In the United States over the next ten years, governments may spend some $1.5 trillion on their roadways, consumers may purchase vehicles worth nearly $3 trillion, property owners may develop millions of acres of rural land, and the US Postal Service may drive its cars and trucks approximately 12 billion miles (with FedEx alone adding 10 billion miles more). How might these massive numbers—and others like them—be harnessed to smooth the deployment of self-driving vehicle technologies?
While dramatic changes to infrastructure, vehicles, or legal regimes may be warranted, this blog post instead considers some low-hanging fruit: modest steps that public and private actors might take now to reduce the costs of adopting and adapting to these emerging technologies down the road.
These actors would do well to consider the potential for increased vehicle automation when they make decisions about infrastructure and procurement projects. Numerous formal mechanisms in the public sector already provide analogies (or, in some cases, opportunities) for such an exercise, including administrative delegation, cost-benefit analysis, value engineering, environmental assessment, smart growth criteria, aesthetic appropriation, socioeconomic preference, and design guidance. Key questions might include:
- How does the project timeline correspond to plausible timelines for vehicle automation?
- Could self-driving vehicles change assumptions that underlie the project?
- Could the project be used to create demand for self-driving vehicles?
- Could the project mitigate technical or economic barriers to vehicle automation?
- Could the project generate outputs that would be useful to self-driving vehicles?
Take physical infrastructure. The next ten years could see the acquisition of tens of billions of dollars in right of way and the construction of hundreds of miles of carpool, toll, bus, and possibly truck lanes; modifications to these projects might enable the separation of closely-spaced vehicle platoons from other traffic. Similarly, tens of millions of road signs and billions of dollars in traffic signal equipment may be purchased over the next decade; particular design specifications might help self-driving vehicles communicate with or recognize these control devices. Conversely, self-driving vehicles could impact demand and capacity assumptions for current transportation projects that may not be finished for decades.
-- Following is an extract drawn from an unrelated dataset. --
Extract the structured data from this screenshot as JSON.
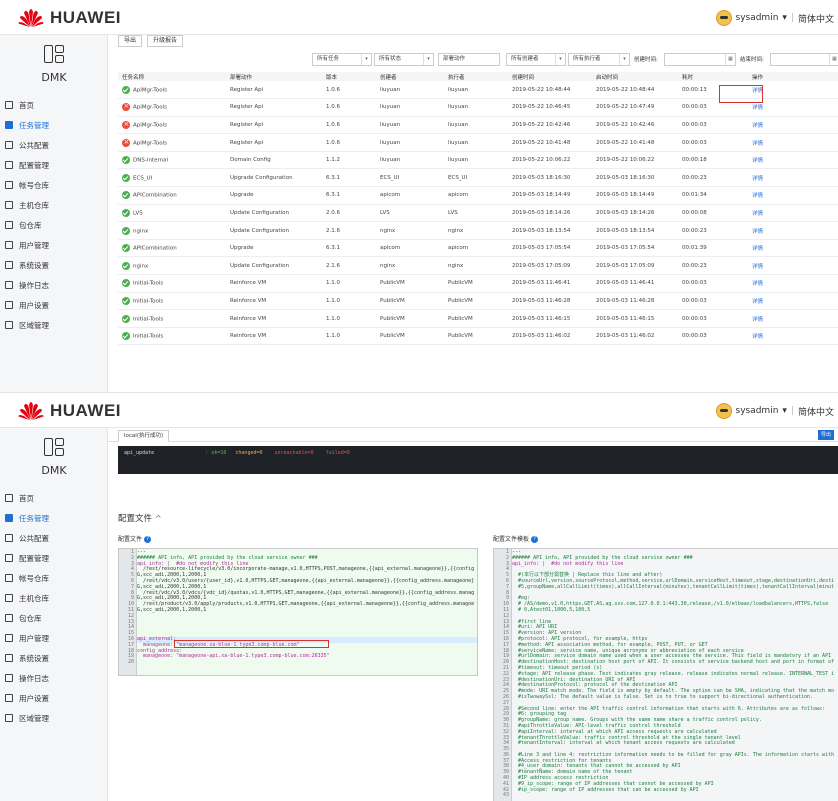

Or take digital infrastructure. In the coming years, states will likely conduct or commission numerous roadway inventories and invest in construction, congestion, and incident management systems, and private companies will likewise collect vast amounts of roadway data. The accessibility and integrity of these data may be crucial to the performance of certain self-driving vehicle technologies. In addition, existing fleets—such as the 213,881 vehicles operated by the US Postal Service—might also be well-positioned to collect data for detailed mapping, machine learning, and scenario testing.
Finally, consider the vehicles themselves. A car or truck that is sold in 2022 might still be on the road in 2032—and will incorporate thousands of dollars in component electronics. The ease with which such a vehicle might be converted to driverless operation could depend on how its electronic systems, particularly its CAN bus or other internal communications network, have been designed. As regulator, the federal government already influences system design: It mandates certain systems, like electronic stability control and on-board diagnostic test equipment, and may soon mandate others, like event data recorders and external communication equipment. As customer, the public sector could also influence design by choosing what vehicles to buy and when to buy them. For example, the federal government (including the US Postal Service) owns or leases almost half a million vehicles, and New York City’s “taxi of tomorrow” concession is expected to generate at least $1 billion in sales for Nissan.
There are downsides to this kind of forecasting: Governments sometimes get ahead of themselves or otherwise make mistakes. (So does the private sector.) Ultimately, however, this complexity may demand that relevant actors perform more rather than less analysis of the potential risks and opportunities that self-driving vehicles present. Now might be a good time to begin.